Putting together a strong internal marketing team is very beneficial to the success of your company.
They have familiarity with both your brand and industry and are also invested in the organization’s growth as a whole.
In fact, about 41% of B2B companies have in-house staff who are designated to analyze, plan, and carry out marketing strategies.
If you go this route rather than working with an agency, you will face a few pretty critical challenges.
Most of them are concerned with extra costs coming from permanent hires.
Unlike with freelancers, it’s much harder to cut back on the fly.
But what are those downsides specifically, you might ask?
Well, now that we’ve got your attention, let’s find out through this article!
#1 With more staff comes more responsibilities
In summary, additional staff members require paperwork, onboarding, one-on-ones, up-to-date job descriptions, performance reviews, raises, career-path conversations, supplies, tools, and so much more.
You also have to manage employee issues, including hiring mistakes, personnel conflicts, employee turnover, and unplanned time off.
#2 Recruitment and training costs
To elaborate on the previous point, the first and foremost issue comes from the recruitment process.
Before you can begin hiring, you need to decide which marketing channels will have the highest priority and what skill sets are required for each of the positions.
Along with other issues, such as candidate management and screening, this is probably going to cause a lot of headaches for your HR department.
After that comes the actual training itself.
Marketing research is a complicated task that calls for an in-depth understanding of statistical techniques as well as general marketing principles.
It’s possible that a smaller company won’t have the financial means to fund such an undertaking.
In this scenario, it might make more sense to hire outside consultants to assist with specific cases on an as-needed basis.
#3 Staff retention problems
This particular facet can be challenging.
The reason for this is that contemporary workers place a high value on their own personal development and are less likely to remain in the same position for an extended period of time.
Keeping high-performing employees, some of whom may not even be a good fit for all of the projects you currently have going, will require an investment of time, effort, and money on your part.
And after some time has passed, you will be faced with the question of whether an in-house team is worth all of these hassles.
Working with an agency transfers the responsibility of dealing with this issue to the agency, which removes a significant burden from your shoulders.
#4 More cost pressure from technology and tools
When putting together an internal team, it’s often necessary to keep up with the latest hardware and software, whether it’s a fee for tech maintenance or a subscription to a project management app.
Because of this, it will even cost more to build and run an internal marketing team, which will put some strain on the company’s finances.
#5 Limited personnel capabilities
If you’re a small company with a small marketing team, you can only do so much with the limited set of skills at your disposal.
Because of this, in-housing can involve a significant amount of additional labor.
This is not to mention the impossibility of executing massive marketing activities.
On the other hand, if your company is large enough to support a sizable in-house marketing team, other kinds of hardships may arise.
Leaders of companies with large internal marketing teams must break down organizational silos for better management.

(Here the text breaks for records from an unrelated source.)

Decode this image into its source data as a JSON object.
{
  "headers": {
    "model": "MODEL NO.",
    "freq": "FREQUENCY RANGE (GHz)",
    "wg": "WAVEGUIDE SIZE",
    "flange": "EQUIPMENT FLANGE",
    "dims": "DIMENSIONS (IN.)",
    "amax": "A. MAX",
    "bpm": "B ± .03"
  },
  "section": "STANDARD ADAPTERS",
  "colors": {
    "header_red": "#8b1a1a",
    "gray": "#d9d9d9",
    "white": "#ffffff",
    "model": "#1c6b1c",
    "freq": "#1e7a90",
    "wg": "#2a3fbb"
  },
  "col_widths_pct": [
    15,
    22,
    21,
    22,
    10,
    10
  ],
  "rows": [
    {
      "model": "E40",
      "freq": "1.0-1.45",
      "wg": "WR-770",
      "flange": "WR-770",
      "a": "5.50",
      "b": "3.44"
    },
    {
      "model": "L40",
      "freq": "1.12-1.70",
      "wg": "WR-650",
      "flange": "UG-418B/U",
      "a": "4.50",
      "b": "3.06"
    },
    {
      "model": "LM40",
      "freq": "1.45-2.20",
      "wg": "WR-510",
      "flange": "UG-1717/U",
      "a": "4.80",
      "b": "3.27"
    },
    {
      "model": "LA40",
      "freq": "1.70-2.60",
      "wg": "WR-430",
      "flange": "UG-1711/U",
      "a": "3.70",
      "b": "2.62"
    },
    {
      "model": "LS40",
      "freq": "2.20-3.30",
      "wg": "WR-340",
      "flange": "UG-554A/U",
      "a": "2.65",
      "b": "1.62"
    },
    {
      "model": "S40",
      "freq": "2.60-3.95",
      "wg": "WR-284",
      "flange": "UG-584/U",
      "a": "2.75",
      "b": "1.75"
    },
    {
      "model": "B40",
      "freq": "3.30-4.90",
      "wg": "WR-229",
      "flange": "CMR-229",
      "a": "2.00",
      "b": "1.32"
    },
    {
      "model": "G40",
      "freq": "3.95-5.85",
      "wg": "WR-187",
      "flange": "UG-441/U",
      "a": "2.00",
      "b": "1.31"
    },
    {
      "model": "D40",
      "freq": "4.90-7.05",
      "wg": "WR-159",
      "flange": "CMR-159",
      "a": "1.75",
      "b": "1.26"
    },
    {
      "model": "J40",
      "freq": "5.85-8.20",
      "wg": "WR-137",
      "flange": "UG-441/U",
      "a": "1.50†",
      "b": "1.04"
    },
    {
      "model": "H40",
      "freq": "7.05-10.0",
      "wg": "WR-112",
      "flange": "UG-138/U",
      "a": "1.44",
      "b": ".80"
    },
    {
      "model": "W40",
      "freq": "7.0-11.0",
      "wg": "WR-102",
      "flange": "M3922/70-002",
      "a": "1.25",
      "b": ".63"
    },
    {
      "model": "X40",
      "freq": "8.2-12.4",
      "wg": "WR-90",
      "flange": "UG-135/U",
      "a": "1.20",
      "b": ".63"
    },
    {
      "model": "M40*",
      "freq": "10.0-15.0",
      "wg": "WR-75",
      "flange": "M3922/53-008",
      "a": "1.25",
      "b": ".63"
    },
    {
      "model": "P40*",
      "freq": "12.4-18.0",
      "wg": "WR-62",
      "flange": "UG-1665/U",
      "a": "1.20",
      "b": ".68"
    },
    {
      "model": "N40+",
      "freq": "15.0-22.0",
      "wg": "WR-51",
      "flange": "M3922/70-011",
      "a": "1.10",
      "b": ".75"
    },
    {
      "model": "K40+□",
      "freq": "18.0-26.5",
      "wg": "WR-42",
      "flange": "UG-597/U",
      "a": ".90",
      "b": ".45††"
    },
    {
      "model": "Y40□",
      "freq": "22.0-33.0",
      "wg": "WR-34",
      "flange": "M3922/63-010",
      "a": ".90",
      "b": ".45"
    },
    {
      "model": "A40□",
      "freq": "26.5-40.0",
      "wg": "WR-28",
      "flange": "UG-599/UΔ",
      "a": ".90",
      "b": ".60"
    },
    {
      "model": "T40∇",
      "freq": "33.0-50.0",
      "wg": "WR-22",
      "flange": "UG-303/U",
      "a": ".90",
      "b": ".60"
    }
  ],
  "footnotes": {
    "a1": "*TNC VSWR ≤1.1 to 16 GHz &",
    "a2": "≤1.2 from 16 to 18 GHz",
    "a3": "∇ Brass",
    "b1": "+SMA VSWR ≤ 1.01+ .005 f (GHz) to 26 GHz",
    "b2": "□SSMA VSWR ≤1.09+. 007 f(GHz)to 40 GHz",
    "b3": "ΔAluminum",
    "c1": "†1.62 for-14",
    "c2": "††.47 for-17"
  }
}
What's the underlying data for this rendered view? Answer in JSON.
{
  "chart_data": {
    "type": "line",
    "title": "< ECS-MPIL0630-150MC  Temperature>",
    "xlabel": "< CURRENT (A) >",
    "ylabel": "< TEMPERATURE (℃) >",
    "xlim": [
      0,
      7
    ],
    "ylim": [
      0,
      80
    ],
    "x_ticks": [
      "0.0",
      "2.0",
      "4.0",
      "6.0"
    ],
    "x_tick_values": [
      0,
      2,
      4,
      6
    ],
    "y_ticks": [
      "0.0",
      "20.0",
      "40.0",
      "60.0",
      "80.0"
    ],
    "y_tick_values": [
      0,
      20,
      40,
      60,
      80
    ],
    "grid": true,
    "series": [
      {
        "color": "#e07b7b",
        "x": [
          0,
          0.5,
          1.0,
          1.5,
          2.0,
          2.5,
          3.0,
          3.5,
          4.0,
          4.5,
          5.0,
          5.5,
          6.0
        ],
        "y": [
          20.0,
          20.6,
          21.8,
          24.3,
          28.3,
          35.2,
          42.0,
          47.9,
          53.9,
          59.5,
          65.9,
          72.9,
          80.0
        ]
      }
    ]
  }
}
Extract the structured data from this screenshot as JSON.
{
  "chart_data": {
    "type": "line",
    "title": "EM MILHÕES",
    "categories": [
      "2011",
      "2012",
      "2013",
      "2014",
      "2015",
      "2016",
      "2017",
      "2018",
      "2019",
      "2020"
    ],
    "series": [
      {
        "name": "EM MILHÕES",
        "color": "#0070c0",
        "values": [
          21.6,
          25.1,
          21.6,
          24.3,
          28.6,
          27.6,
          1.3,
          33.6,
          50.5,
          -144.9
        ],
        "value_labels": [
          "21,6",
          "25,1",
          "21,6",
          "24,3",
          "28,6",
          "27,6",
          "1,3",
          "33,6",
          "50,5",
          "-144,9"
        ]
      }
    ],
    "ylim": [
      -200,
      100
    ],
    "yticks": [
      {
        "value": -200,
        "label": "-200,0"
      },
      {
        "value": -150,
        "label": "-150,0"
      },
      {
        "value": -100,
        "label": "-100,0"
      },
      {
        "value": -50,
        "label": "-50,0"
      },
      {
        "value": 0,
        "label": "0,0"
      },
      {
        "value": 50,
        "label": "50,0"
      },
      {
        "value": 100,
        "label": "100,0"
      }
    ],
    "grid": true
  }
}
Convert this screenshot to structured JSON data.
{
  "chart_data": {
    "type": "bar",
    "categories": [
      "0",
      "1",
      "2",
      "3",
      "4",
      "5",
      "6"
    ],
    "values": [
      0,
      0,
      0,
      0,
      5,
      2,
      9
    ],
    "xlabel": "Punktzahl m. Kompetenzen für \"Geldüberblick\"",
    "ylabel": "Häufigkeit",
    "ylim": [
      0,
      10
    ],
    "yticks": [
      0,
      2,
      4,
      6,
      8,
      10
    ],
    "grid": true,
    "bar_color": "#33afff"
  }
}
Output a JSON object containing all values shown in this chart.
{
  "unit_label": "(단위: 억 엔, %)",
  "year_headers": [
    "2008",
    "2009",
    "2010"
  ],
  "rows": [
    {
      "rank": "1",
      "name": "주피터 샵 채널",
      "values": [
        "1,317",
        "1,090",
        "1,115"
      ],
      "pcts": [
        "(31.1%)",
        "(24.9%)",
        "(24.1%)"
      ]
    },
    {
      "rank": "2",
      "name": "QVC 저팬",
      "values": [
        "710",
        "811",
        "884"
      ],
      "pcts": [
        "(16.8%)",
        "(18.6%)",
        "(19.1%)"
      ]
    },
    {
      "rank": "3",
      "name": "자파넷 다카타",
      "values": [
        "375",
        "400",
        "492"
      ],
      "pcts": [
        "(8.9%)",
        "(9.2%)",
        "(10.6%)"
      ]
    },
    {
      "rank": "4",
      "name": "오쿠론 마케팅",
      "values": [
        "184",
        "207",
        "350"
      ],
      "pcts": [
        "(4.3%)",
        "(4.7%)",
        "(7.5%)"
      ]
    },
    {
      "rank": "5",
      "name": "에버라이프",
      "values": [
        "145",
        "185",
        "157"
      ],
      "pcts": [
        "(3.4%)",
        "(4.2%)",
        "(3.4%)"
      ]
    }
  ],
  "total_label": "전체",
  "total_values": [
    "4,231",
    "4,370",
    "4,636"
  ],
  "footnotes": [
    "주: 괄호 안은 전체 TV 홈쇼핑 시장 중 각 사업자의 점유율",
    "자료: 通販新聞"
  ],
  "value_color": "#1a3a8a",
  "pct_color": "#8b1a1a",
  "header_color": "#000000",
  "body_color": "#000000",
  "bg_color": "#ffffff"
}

This could have a significant impact on communication.
And even if you recruit some of the most qualified workers in your industry, it is unlikely that you will be able to compete with a large advertising agency’s wealth of knowledge, resources, and experience.
#6 Ideas aren’t debated
When marketing is done in-house, sometimes the whole idea stays within the company.
Since plans and strategies aren’t shared with anyone outside, their success is limited to what your team can afford.
Your campaigns can become monotonous over time, and it is easy for your team to become disconnected from the latest discoveries in the industry.
It is, however, different when an agency comes into the picture if your company employs a hybrid approach.
Their fresh perspectives allow a chance for your plans and strategies to be scrutinized. And your workers have the opportunity for networking and shared learning as well.
#7 No pause button for when things go wrong
Say, a special situation occurs which requires you to scale down your business, you cannot merely halt the work for a short period of time or tell your in-house team to abort the mission.
You have to actually fire people who either caused the issue or simply were not doing enough.
And if you hire the wrong candidates, it costs extra time, work, and money to fix it. To make things even more difficult, the repair work has to be done on top of the regular marketing efforts.
These problems probably gave you and your plan to construct an internal marketing team quite a bit of anxiety, which is understandable.
Nevertheless, with the appropriate management and planning, it is unquestionably possible to triumph over those challenges!
Whatever choice you make, we wish you the best of luck with it!